IOANNA ANTCHEVA

This annual tour de force takes some of the finest musical talent from Cambridge and beyond, hires out King’s College Chapel and lets the applause roll in. This year’s piece of choice was Elgar’s The Dream of Gerontius, which traces the journey of an ordinary man’s soul from death to purgatory and judgement.

Sitting somewhere between requiem mass and opera, the music of this piece is made epic with flashes of hellfire and brimstone, but also rather dreamy, with plenty of luscious melodies still redolent of a halcyon pre-war English Romanticism.This meandering work features moments of terror and poignancy and a texture of molten chocolate – or perhaps lava.

The English choral tradition was out in full force here – a kind of super-choir featuring Clare, Caius, Jesus, Selwyn and Trinity – which could do both ‘demons’ and ‘angelicals’ with equal panache. Under the graceful baton of Sir Richard Armstrong, whose conducting style verged on the balletic, the chorus displayed a hugely expressive range, with diction which managed to cut across the formidable orchestra.

CUMS I augmented by players from CUCO hammed up the score with some indulgent playing: a few particularly electrifying moments were provided by unrestrained percussion. Though the orchestra was occasionally at risk of overpowering the soloists in the massive acoustic of King’s ante-chapel, Louise Poole (scarlet-clad as the Angel), Peter Wedd (Gerontius, with a ghostly pallor to match) and Darren Jeffery (as Priest and Angel of the Agony) were not to be drowned out.
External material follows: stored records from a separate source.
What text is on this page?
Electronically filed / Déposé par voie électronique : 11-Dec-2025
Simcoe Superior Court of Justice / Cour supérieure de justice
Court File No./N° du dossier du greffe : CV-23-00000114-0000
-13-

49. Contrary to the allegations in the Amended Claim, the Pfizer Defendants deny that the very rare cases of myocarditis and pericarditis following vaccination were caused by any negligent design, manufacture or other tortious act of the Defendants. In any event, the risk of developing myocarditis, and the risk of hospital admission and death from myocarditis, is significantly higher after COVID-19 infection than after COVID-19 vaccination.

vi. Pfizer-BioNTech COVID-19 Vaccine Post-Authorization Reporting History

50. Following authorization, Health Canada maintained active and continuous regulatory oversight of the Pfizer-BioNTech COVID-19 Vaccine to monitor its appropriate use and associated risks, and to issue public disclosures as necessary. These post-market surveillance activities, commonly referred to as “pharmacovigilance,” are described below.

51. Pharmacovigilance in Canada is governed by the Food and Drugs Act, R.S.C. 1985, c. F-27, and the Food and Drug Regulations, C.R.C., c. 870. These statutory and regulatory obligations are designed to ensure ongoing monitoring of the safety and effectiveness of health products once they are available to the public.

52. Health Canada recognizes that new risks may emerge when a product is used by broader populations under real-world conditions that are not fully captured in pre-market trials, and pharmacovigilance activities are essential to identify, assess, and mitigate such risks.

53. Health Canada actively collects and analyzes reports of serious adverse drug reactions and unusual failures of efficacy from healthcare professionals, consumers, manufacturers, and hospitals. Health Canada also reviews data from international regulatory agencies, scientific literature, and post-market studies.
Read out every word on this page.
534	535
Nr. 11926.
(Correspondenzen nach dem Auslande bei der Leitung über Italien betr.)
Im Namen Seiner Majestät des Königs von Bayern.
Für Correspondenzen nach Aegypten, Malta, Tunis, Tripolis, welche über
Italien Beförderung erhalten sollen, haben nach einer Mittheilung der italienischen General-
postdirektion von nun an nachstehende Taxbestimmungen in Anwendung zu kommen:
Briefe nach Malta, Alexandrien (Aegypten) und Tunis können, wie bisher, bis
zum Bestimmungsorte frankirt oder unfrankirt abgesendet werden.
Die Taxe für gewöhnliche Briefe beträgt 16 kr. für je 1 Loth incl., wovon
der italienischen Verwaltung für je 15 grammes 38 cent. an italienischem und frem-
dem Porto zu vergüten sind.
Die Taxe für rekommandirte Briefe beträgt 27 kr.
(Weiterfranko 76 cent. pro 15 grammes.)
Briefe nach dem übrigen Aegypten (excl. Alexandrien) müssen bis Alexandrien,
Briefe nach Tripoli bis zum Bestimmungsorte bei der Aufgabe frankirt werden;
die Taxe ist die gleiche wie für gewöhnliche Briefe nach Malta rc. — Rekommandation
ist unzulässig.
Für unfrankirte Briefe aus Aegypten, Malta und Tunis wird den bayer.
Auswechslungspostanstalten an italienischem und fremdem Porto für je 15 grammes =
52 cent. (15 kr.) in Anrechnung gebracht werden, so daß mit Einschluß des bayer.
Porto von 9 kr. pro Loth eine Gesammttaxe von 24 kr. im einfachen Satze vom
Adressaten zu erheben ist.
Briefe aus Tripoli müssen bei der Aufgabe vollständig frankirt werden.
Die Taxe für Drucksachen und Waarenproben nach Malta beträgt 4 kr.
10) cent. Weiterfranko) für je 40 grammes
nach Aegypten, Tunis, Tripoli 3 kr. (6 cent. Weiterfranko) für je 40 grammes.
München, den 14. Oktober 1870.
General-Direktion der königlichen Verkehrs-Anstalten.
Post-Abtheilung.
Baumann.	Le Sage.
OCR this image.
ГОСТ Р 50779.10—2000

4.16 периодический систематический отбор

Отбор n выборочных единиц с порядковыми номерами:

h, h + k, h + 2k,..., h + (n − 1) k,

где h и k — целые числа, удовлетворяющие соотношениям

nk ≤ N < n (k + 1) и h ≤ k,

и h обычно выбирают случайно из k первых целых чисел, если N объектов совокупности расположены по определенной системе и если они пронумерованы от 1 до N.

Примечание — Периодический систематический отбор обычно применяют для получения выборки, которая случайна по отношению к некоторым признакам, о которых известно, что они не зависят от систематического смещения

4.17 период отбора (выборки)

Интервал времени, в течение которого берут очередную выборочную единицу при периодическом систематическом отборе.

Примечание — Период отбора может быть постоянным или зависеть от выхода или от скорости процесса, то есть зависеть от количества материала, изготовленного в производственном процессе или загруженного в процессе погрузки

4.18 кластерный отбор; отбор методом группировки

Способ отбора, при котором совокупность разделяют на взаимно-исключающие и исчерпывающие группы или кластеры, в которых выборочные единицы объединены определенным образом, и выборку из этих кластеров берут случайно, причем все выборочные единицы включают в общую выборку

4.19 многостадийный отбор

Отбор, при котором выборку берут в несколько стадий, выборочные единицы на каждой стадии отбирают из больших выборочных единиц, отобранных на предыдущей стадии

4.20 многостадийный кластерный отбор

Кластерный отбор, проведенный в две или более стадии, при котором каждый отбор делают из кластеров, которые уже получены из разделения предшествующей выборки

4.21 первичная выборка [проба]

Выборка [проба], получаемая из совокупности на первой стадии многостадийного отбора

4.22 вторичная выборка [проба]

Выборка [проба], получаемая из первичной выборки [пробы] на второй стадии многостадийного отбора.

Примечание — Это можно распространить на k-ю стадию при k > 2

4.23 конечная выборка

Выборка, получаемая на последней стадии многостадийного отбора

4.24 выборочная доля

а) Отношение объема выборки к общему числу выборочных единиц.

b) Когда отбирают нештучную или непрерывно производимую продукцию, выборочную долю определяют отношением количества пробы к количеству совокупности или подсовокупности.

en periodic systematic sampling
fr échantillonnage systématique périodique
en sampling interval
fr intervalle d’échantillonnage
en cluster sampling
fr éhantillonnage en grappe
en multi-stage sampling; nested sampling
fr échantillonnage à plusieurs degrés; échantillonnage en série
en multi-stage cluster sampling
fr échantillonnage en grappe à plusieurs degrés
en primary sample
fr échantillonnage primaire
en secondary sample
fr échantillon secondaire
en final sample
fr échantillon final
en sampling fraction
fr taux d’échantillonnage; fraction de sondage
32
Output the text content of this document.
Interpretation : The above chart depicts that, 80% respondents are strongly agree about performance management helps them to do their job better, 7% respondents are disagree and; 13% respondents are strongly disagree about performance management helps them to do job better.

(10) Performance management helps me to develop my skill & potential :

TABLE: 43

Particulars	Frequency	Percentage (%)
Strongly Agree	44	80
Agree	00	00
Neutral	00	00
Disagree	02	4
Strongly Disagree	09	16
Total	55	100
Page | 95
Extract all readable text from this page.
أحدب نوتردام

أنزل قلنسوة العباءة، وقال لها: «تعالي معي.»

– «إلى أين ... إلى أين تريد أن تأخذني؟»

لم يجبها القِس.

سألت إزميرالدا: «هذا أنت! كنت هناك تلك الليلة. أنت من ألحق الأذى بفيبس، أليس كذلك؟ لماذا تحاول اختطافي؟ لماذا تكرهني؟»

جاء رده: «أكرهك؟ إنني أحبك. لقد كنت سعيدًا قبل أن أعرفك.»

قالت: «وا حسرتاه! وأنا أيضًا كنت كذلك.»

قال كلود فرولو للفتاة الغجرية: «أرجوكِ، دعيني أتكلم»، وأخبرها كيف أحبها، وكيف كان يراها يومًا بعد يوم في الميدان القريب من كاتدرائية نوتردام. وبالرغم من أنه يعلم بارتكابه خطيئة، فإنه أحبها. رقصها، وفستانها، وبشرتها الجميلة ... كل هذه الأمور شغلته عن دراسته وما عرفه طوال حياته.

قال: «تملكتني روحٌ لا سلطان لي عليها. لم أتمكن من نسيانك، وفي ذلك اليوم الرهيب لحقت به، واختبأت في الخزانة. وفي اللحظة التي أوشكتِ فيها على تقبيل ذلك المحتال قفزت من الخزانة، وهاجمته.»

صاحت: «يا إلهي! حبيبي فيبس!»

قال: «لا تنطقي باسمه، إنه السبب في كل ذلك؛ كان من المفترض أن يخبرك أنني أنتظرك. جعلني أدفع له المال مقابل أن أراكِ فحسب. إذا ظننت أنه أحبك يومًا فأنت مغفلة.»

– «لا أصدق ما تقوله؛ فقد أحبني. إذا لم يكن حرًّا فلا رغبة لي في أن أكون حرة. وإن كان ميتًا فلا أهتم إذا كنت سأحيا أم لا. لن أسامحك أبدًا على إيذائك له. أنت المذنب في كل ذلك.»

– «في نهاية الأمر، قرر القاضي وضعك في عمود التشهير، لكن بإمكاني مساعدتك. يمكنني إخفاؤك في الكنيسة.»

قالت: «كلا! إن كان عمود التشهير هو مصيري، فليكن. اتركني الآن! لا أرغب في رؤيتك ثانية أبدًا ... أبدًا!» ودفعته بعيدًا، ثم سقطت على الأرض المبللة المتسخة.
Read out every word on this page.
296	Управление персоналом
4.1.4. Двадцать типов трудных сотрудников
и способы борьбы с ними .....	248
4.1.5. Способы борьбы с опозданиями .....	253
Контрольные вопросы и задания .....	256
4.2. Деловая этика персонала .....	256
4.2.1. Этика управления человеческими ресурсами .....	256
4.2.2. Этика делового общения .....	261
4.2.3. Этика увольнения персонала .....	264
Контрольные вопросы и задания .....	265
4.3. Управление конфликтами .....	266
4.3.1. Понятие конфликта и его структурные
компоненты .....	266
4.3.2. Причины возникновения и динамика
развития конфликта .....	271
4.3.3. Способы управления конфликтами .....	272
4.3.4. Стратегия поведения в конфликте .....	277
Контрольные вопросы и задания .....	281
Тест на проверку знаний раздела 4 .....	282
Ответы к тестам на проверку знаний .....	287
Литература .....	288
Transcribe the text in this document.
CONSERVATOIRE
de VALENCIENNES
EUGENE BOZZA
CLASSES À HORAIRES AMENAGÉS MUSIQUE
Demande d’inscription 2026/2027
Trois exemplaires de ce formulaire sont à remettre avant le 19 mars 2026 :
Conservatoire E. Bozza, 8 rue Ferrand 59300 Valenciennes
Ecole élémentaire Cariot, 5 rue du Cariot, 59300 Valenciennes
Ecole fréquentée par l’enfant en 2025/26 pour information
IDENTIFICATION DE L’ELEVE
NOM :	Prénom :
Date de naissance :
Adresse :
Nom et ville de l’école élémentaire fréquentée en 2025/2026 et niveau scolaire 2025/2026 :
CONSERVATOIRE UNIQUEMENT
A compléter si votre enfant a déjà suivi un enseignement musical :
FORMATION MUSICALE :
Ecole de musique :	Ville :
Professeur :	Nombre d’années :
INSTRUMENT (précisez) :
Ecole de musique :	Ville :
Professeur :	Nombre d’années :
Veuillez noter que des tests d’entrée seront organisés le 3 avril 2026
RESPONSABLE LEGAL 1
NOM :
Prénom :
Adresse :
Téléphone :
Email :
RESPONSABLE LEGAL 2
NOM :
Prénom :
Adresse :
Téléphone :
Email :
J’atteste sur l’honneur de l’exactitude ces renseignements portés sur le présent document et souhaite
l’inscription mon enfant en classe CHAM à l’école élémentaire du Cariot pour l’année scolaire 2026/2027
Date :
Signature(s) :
All three gave moving vocal performances, working with what is arguably a rather awkward text (one adapted from John Newman).

The challenge of this work seems to lie in sustaining musical interest over ninety minutes of meditation on Catholicism – a feat which the huge ensemble managed with very few lapses in cohesion. Unlike the piece’s disastrous premiere, this was a beautiful performance with some outstanding individual moments.